No one can prepare you for the day you get that phone call to say that your mother has died. It was Monday the 15th of June and I had just been for a lovely run and swim in the ocean and was sitting in my favourite café about to embark on some work. I phoned her that morning as we spoke everyday and she said she had just made coffee and was about to sit with her friend who was visiting. She said she would call me back in an hour. Little did I know I would be receiving a call from my father 30 minutes later. He asked me to sit down. I can hear his voice still echoing the words through my screaming mind, ‘Your mother has just passed away’, and simultaneously my inner voice shouting, NOOOOOOOOOOOOO!

In the very moment of that fatal news, I could feel the umbilical chord between my mother and I sever. How could this be real? I had thought it would have been the news that my 94-year-old grandmother had passed, as it was something I had been preparing for, given her age and health. Yet it was my mother who was taken in the blink of an eye, like a flash of lightening, from us all. She did not see this coming; none of us did. I know that I will never be the same again. Something is fundamentally altered.

Being a space holder in my professional line of work and as a mother, the reality of what has happened has shaped a new profound understanding with the notion of loss. I feel my senses have opened up in a way I have never experienced. Grief has stormed into every chamber of my heart and what feels like a never-ending hollowness now resides within my cell memory.

The customary things that happen when someone close passes is to be able to be there in person for the ones you love, have a funeral, be present at a cremation, and all the rituals we have that help us find closure. Yet in my short experience of losing my mother I’ve come to understand there is never closure, only managing each day, moment to moment. Due to my sister and I both living in Denmark and the world being in the space it is right now due to the Corona Pandemic, we had to endure three weeks of  the most nonsensical Covid red tape, just in order to travel back home, with no guarantee we could even be at home with my dad due to strict quarantine procedures.

 

We left a peaceful Copenhagen and landed in Cape Town in the middle of the night and were bussed off to a government quarantine facility. The experience was short lived as we refused to sign away our rights to a two-weeks period in what felt like a jail. A member of the health department arrived the next day and allowed for us to get waivers to self-isolate at our family home. His exact words were, ‘We may have a pandemic, yet we must not loose our humanity.’

The three weeks back in South Africa were a bitter sweet weaving of deep sadness, joy, laughter and tears. Amidst mourning our mother, it was very confronting having to come face to face with the daily reality of how covid protocols have reshaped South Africa. We were unable to hold a memorial in the way that would have best lived up to her legacy.

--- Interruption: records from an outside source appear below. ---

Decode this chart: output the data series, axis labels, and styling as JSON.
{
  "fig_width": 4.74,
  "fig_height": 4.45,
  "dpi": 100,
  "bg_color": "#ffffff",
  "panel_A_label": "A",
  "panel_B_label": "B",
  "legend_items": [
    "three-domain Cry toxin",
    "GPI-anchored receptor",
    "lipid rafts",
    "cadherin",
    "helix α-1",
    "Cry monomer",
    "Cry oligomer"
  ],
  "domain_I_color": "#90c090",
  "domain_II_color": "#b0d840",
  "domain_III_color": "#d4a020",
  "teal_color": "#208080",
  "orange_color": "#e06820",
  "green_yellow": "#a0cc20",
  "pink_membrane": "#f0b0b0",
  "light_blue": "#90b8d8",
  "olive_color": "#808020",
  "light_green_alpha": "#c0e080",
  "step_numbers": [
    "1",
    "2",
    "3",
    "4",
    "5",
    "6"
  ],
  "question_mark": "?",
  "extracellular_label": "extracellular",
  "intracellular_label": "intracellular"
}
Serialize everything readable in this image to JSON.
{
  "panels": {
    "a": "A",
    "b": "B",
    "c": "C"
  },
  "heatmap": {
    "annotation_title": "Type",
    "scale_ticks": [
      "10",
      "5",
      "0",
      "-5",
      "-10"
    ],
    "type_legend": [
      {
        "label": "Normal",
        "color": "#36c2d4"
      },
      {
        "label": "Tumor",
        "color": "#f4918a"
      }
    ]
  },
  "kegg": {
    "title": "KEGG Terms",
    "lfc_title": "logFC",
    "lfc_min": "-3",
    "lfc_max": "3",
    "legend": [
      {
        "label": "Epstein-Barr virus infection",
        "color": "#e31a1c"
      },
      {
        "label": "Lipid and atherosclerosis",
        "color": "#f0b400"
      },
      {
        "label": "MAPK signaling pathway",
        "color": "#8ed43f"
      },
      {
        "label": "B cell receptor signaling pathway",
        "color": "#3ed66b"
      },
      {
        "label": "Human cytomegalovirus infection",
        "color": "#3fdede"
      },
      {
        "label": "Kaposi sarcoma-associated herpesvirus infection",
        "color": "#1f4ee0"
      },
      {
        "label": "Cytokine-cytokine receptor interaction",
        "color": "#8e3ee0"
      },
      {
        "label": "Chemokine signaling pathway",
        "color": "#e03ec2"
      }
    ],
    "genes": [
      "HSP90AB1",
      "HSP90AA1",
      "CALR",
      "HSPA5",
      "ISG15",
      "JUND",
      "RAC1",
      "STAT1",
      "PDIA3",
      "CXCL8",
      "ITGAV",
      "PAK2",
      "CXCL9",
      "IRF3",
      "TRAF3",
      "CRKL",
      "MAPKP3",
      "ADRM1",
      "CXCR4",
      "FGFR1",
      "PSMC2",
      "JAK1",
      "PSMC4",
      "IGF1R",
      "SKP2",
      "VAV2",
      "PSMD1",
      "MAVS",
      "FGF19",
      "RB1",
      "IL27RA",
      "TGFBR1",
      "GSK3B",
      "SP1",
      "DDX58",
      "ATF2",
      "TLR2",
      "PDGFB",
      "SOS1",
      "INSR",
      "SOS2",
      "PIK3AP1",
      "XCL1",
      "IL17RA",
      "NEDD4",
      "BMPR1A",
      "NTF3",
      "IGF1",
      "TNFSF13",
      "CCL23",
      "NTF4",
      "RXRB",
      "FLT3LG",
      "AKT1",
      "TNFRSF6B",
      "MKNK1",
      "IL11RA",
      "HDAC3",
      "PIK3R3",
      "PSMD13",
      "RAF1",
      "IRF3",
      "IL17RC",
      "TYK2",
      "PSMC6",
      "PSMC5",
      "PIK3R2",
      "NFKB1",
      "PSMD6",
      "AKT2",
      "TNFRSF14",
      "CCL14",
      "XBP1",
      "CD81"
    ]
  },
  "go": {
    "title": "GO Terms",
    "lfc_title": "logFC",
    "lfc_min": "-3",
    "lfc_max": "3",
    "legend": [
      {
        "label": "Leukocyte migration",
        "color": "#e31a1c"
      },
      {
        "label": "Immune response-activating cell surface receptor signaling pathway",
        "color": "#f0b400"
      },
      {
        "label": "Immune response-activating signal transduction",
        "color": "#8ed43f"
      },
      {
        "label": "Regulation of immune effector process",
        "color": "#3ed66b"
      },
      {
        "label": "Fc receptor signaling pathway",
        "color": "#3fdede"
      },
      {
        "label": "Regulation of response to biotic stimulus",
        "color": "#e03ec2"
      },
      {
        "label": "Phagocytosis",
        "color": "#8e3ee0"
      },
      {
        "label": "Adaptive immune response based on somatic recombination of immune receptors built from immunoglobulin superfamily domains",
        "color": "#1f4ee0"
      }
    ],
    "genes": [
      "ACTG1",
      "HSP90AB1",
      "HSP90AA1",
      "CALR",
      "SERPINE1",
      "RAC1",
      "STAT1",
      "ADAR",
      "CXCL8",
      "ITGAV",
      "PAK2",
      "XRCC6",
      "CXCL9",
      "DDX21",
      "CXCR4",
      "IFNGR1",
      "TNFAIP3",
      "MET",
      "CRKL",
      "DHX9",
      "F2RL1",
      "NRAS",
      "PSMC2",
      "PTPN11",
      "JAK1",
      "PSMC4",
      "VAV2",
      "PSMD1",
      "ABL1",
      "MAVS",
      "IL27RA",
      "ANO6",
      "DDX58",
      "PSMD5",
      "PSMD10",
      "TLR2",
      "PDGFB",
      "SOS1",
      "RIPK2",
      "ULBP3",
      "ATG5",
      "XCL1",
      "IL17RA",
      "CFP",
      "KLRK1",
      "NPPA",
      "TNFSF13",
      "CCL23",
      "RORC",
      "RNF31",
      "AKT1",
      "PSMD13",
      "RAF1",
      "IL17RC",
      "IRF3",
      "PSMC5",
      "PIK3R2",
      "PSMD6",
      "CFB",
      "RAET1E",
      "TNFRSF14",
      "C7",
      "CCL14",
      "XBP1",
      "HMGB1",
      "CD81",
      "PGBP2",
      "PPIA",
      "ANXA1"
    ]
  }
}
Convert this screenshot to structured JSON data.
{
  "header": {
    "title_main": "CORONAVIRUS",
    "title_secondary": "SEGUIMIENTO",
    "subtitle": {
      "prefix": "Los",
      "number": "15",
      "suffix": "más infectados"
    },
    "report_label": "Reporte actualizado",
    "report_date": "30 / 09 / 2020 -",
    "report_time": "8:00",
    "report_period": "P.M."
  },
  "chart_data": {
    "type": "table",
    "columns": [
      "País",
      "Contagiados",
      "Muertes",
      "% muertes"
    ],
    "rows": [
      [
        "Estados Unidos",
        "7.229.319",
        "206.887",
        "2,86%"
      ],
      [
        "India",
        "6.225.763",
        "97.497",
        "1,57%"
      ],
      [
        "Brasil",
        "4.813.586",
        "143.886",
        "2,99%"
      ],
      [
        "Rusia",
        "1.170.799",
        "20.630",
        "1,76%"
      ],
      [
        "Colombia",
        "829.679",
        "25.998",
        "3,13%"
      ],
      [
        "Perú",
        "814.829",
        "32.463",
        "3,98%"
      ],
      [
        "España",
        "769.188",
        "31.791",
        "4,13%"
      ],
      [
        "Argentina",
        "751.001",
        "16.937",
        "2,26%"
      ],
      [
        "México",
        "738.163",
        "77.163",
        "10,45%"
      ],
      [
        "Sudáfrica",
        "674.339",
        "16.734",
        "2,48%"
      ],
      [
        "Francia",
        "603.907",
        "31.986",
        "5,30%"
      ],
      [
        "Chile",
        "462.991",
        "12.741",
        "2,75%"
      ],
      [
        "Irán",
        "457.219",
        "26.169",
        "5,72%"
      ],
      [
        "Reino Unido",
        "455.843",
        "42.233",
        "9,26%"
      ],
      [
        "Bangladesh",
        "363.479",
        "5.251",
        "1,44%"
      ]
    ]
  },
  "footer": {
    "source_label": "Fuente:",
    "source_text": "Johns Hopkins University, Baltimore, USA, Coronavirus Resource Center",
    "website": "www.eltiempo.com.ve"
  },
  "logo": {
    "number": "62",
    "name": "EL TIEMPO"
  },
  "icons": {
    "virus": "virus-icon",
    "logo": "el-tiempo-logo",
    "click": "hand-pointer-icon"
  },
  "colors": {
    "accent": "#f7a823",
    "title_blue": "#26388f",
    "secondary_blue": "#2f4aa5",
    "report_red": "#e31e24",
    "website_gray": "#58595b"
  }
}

We managed to create an intimate underground celebration at home to remember her. I feel such injustice with how South Africa has handled the lockdown in the name of the Corona virus. The massive pandemic of starvation, suicide, mental health issues, and domestic violence are all a result of the lockdown measures. It does not seem to add up in my books. I will never be able to prove it yet I know that the lockdown was a huge contributing factor towards my mother’s death at the age of 68.  The two-month Draconian lockdown affected her natural state of wellbeing and social interaction. Not being able to exercise and high blood pressure due to the stressful conditions imposed were expressed to me in our daily calls leading to her passing.

To add to the pressure of the situation, I have a sister who has Downs Syndrome and lives at a home for people with special needs. She was not allowed out for the funeral and we were not been able to see her during our time in South Africa due to extreme measures that have been put in place. It feels like such a step away from our very humanity of love , family and togetherness.

Grief is praise of those we have lost…To not grieve is a violence to the  divine and our own hearts and especially to the dead. If we do not grieve what we miss, we are not praising the life that we love. We are not praising the life we have been given in order to love. If we do not praise whom we miss, we are ourselves in some way dead. So grief and praise make us alive.